Oestrogen therapy will also help any co-existent menopausal symptoms of flushes, sweats and vaginal dryness. Regrettably the discredited conclusions from the 2002 WHI study still influence the decision to treat women in this age group. The evidence now is clear that the side-effects occurred with oral oestrogens, with continuous progestogen in women above the age of sixty who mostly had pre-existing health problems. If there is a breast cancer risk and there probably is not, it is due to the administration of continuous progestogen as oestrogen without progestogen is associated with lower levels of breast cancer . Transdermal oestrogens do not produce any increase in liver coagulation factors and there is no increase in DVT, pulmonary embolus, strokes or heart attacks. In fact, there is good evidence that heart attacks and cardiac deaths are less common.

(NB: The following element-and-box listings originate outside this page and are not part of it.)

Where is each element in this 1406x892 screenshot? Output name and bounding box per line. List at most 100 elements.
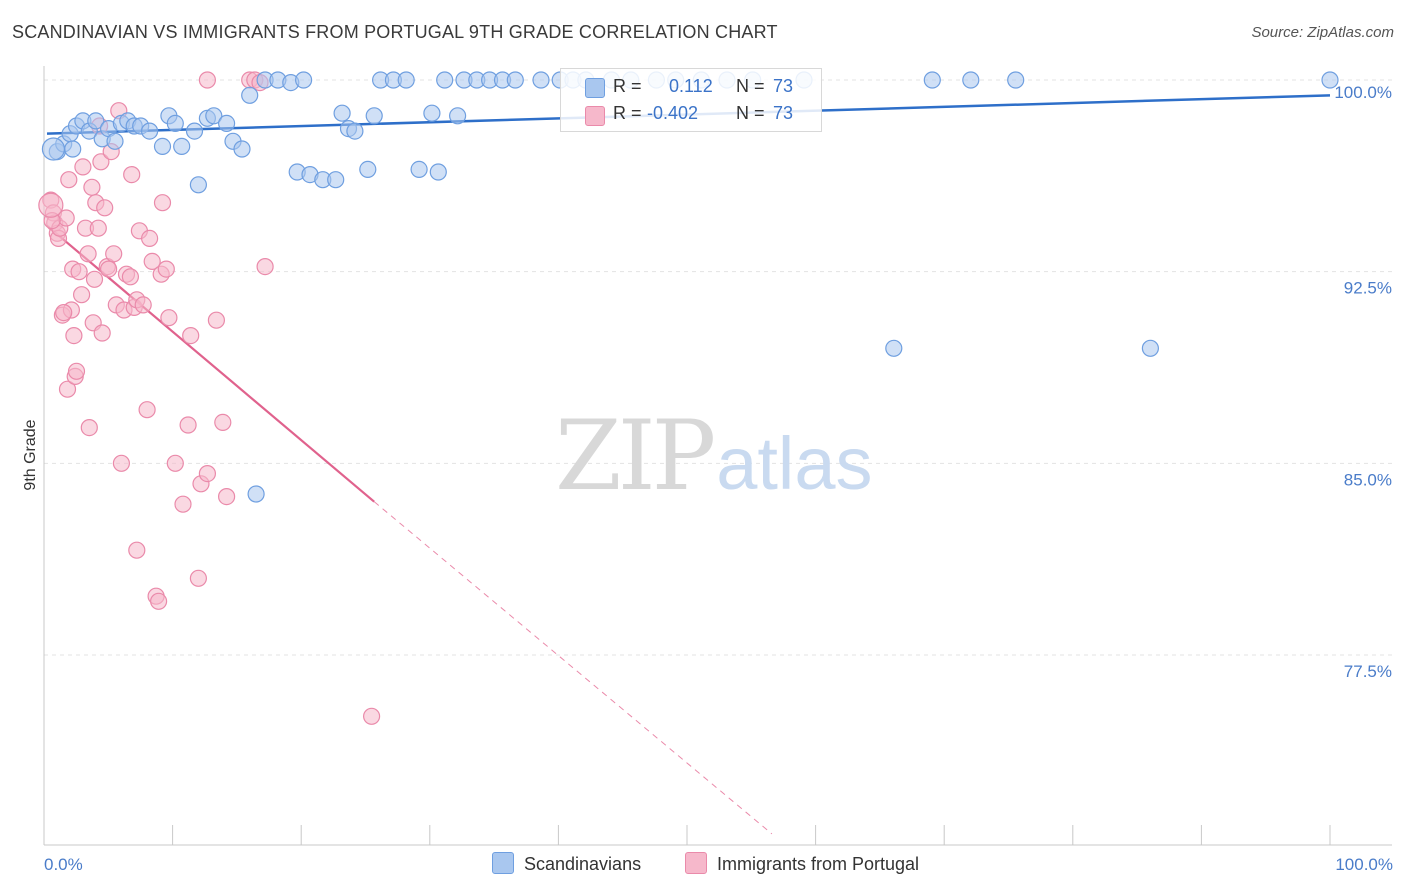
portugal-point (198, 71, 216, 89)
legend-item-portugal[interactable]: Immigrants from Portugal (685, 852, 919, 875)
portugal-point (72, 286, 91, 304)
portugal-point (79, 245, 97, 263)
legend-n-label: N = (736, 103, 765, 123)
data-points (38, 71, 1339, 725)
scandinavians-point (397, 71, 415, 89)
scandinavians-point (449, 107, 467, 125)
x-tick-label: 0.0% (44, 855, 83, 874)
scandinavians-point (410, 160, 428, 178)
legend-swatch-blue (585, 78, 605, 98)
watermark: ZIPatlas (555, 400, 873, 512)
legend-swatch-pink (585, 106, 605, 126)
portugal-point (96, 199, 114, 217)
legend-label-scandinavians: Scandinavians (524, 854, 642, 874)
scandinavians-point (962, 71, 980, 89)
y-tick-label: 100.0% (1334, 83, 1392, 102)
portugal-point (150, 592, 168, 610)
watermark-atlas: atlas (716, 422, 873, 505)
portugal-point (80, 419, 98, 437)
portugal-point (363, 707, 381, 725)
portugal-point (189, 569, 207, 587)
portugal-point (83, 178, 101, 196)
scandinavians-point (436, 71, 454, 89)
portugal-point (207, 311, 225, 329)
portugal-point (218, 488, 236, 506)
portugal-trend-extension (373, 501, 773, 835)
scandinavians-point (885, 339, 903, 357)
axes (43, 66, 1392, 846)
source-label: Source: ZipAtlas.com (1251, 24, 1394, 41)
portugal-point (93, 324, 111, 342)
portugal-point (128, 541, 146, 559)
portugal-point (160, 309, 178, 327)
portugal-point (198, 465, 216, 483)
legend-swatch-pink (685, 852, 707, 874)
scandinavians-point (247, 485, 265, 503)
scandinavians-point (64, 140, 82, 158)
portugal-trend-line (46, 224, 375, 503)
portugal-point (123, 166, 141, 184)
chart-title: SCANDINAVIAN VS IMMIGRANTS FROM PORTUGAL… (12, 22, 778, 42)
legend-n-value: 73 (773, 103, 794, 123)
scandinavians-point (295, 71, 313, 89)
portugal-point (143, 252, 161, 270)
portugal-point (70, 263, 88, 281)
watermark-zip: ZIP (555, 400, 716, 512)
legend-swatch-blue (492, 852, 514, 874)
portugal-point (89, 219, 107, 237)
portugal-point (58, 380, 77, 398)
portugal-point (105, 245, 123, 263)
portugal-point (60, 171, 78, 189)
scandinavians-point (166, 114, 184, 133)
x-tick-label: 100.0% (1335, 855, 1393, 874)
scandinavians-point (141, 122, 159, 140)
scandinavians-point (423, 104, 441, 122)
scandinavians-point (923, 71, 941, 89)
scandinavians-point (333, 104, 351, 122)
scandinavians-point (365, 107, 383, 125)
portugal-point (256, 258, 274, 276)
portugal-point (174, 495, 192, 513)
portugal-point (179, 416, 197, 434)
portugal-point (55, 304, 73, 322)
portugal-point (166, 454, 184, 472)
portugal-point (141, 229, 159, 247)
portugal-point (134, 296, 152, 314)
scandinavians-point (87, 112, 105, 130)
scandinavians-point (218, 114, 236, 133)
gridlines (44, 79, 1392, 656)
portugal-point (99, 260, 118, 278)
portugal-point (74, 158, 92, 176)
scandinavians-point (241, 86, 259, 104)
scandinavians-point (1321, 71, 1339, 89)
scandinavians-point (205, 107, 223, 125)
legend-r-label: R = (613, 103, 642, 123)
legend-r-value: -0.402 (647, 103, 699, 123)
portugal-point (38, 192, 64, 218)
legend-item-scandinavians[interactable]: Scandinavians (492, 852, 641, 875)
scandinavians-point (185, 122, 204, 140)
scandinavians-point (1141, 339, 1160, 357)
portugal-point (138, 401, 156, 419)
scandinavians-point (153, 137, 172, 155)
legend-n-label: N = (736, 76, 765, 96)
scandinavians-point (532, 71, 550, 89)
scandinavians-point (429, 163, 447, 181)
y-tick-label: 77.5% (1344, 662, 1392, 681)
scandinavians-point (189, 176, 207, 194)
correlation-legend: R = 0.112 N = 73 R = -0.402 N = 73 (560, 68, 822, 132)
portugal-point (182, 327, 200, 345)
scandinavians-point (173, 137, 191, 155)
portugal-point (157, 260, 175, 278)
legend-n-value: 73 (773, 76, 794, 96)
scandinavians-point (506, 71, 524, 89)
scandinavians-point (359, 160, 377, 178)
scandinavians-point (41, 137, 66, 161)
tick-labels: 77.5% 85.0% 92.5% 100.0% 0.0% 100.0% (44, 83, 1393, 874)
y-axis-label: 9th Grade (22, 419, 39, 490)
portugal-point (92, 153, 110, 171)
portugal-point (112, 454, 131, 472)
scandinavians-point (233, 140, 251, 158)
scandinavians-point (106, 132, 124, 150)
portugal-point (153, 194, 172, 212)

The obstacles to this logical and effective treatment are twofold. Firstly in spite of many of the authors of the 2002 study queuing up to apologise for their errors of selection, their conclusions and publicity and the realisation of the effect it has had on millions of women denied HRT, it has not been supported by the advisory bodies. This bad news is in the undergraduate textbooks and it will take a generation to get rid of it. Hence general practitioners and specialists feel justified in denying women oestrogens for perimenopausal depression.
The second problem is the refusal of psychiatrists to accept the notion that hormones are involved with the etiology and thus the cure for depression. Even premenstrual depression which occurs for ten days before a period, and every period, is regarded as a psychiatric condition. When it fails to respond to antidepressants (and why should it?) they are then misdiagnosed as bipolar disorder and this is followed by inappropriate mood stabilising drugs. This refusal to accept double blind trials in the literature is all the more surprising as the studies took place in conjunction with psychiatrists at the Maudsley Hospital and later repeated successfully by psychiatrists from Harvard.
It is too easy to prescribe antidepressants for this age group but they do not work. Similarly there is a move to give antidepressants for hot flushes and sweats rather than oestrogens. That is the level of clinical nihilism that has occurred following the WHI study. These woman with perimenopausal depression should be treated with oestrogens and remain on the treatment for many years for their mood, bone density, their hearts and general wellbeing. There really are no long term risks, only benefits.